Value created ≈ balance × rate delta × remaining years × PV factor (0.85). Seller captures share × value.

Assumable loan value is meaningful but hard to fully capture at sale. Most deals split the NPV 60/40 to seller in a hot market, 40/60 in a weak market. Price the premium into the listing at LOI — buyers will negotiate it harder once it's in diligence.

How to Use

  1. Enter assumable loan balance.
  2. Enter assumable rate %.
  3. Enter market rate %.
  4. Enter remaining term years.
  5. Enter premium share seller captures %.
  6. Read value created and seller premium.

Frequently Asked Questions

Who captures premium?

Negotiation point. Strong seller market: seller captures 80-95% (premium added to price). Balanced market: 50/50 split typical. Buyer's market: buyer captures 80-95% (smaller premium). Informed sellers negotiate from NPV math, not hope.

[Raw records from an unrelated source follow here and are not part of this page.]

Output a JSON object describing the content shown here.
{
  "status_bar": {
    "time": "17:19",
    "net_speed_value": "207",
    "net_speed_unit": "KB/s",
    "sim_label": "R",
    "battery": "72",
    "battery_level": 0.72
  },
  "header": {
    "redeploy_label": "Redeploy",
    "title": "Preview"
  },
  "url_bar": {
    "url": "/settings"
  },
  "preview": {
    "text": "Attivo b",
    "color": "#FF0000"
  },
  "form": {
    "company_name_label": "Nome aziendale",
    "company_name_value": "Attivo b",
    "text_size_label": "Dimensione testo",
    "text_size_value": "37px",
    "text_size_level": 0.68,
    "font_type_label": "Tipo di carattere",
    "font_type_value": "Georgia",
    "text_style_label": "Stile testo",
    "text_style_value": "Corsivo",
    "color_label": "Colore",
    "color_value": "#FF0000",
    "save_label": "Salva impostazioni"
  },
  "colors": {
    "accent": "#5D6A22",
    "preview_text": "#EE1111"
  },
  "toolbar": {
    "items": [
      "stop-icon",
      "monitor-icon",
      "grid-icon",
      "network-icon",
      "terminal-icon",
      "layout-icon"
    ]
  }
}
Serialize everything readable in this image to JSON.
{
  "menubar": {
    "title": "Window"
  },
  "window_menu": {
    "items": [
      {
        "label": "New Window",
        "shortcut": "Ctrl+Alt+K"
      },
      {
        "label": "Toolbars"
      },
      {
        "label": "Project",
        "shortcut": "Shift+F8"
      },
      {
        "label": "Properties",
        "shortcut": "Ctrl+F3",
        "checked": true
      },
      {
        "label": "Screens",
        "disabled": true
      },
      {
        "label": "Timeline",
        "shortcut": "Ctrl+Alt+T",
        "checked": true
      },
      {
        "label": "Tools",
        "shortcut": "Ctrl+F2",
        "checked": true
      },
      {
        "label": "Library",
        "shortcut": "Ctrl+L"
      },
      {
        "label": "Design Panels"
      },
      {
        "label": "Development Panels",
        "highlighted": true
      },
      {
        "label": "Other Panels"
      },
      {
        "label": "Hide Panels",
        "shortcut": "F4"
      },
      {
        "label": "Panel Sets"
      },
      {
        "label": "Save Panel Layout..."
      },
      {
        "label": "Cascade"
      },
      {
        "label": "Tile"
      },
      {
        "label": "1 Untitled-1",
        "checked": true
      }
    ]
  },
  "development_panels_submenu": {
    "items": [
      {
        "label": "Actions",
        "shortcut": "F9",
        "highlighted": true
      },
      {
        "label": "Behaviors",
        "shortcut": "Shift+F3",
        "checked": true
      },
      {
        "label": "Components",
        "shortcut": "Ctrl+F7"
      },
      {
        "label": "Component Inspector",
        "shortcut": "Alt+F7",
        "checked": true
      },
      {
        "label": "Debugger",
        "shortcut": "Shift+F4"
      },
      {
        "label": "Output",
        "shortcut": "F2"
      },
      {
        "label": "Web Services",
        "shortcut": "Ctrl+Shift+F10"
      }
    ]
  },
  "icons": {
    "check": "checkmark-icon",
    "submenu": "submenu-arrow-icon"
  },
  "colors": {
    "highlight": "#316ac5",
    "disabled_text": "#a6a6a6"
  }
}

Present value calculation?

NPV of interest savings over remaining term = (note rate − market rate) × balance × remaining years, discounted at market rate. Below-market 4% on $10M for 5 years when market is 7% = roughly $1.25M present value.

Transaction friction?

Assumption fees 0.5-1.5% of balance. Legal + servicer fees $20-80k. 60-120 day approval process. New reserves. Friction eats 1-3% of captured value. Plan well in advance — assumption timeline affects closing.